5. Migratory Patient Load.
(a) If ECHS patient plans to spend six months or above, he/she should change his/her parent PC closest to his/her place of stay. Once the change is approved, all facilities without any restn can be availed.
(b) All persons should get their medicines and referral requirement from their parent PC.
(c) Medical care within the capacity of a PC can be availed by all members anywhere in the country subject to medicine being avlb for seven days only.

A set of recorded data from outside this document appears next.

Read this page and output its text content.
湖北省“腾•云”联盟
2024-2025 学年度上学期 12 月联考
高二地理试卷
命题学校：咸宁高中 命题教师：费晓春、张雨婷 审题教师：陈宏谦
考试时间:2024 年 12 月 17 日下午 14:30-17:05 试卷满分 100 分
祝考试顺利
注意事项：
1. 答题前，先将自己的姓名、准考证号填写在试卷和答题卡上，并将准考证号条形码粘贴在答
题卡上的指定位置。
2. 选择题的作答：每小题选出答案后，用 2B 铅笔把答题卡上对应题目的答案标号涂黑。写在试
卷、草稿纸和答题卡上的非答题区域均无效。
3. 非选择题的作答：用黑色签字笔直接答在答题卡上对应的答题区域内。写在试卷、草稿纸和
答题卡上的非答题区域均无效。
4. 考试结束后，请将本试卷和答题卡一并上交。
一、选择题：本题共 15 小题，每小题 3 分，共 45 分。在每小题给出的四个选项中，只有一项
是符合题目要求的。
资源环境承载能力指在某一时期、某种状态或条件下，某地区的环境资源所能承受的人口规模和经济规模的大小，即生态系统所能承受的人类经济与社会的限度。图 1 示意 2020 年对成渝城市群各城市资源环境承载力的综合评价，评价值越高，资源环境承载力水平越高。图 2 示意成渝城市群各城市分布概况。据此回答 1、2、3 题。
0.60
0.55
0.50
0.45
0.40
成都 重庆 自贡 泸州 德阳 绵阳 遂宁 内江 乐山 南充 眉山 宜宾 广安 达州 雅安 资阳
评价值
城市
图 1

(d) Draw of medicines from more than one place for the same duration will make members ineligible as & when the same is noticed. All patients are required to follow highest degree of integrity.
6. ‘NA’ Medicines.
(a) All out effort will be made by SEMO to provide medicines.
(b) ‘NA’ medicines in PC store will be provisioned by ALC.
(c) Patient should be informed on tele/SMS about medicines availability to avoid inconvenience to the extent possible.
(d) If some medicines are ‘NA’, patient should be able to draw the same from PC Pharmacy on a subsequent date without going through ‘Regn process’, however, acctg should be strictly maintained.
7. Max publicity be given to the environment to avoid inconvenience to them.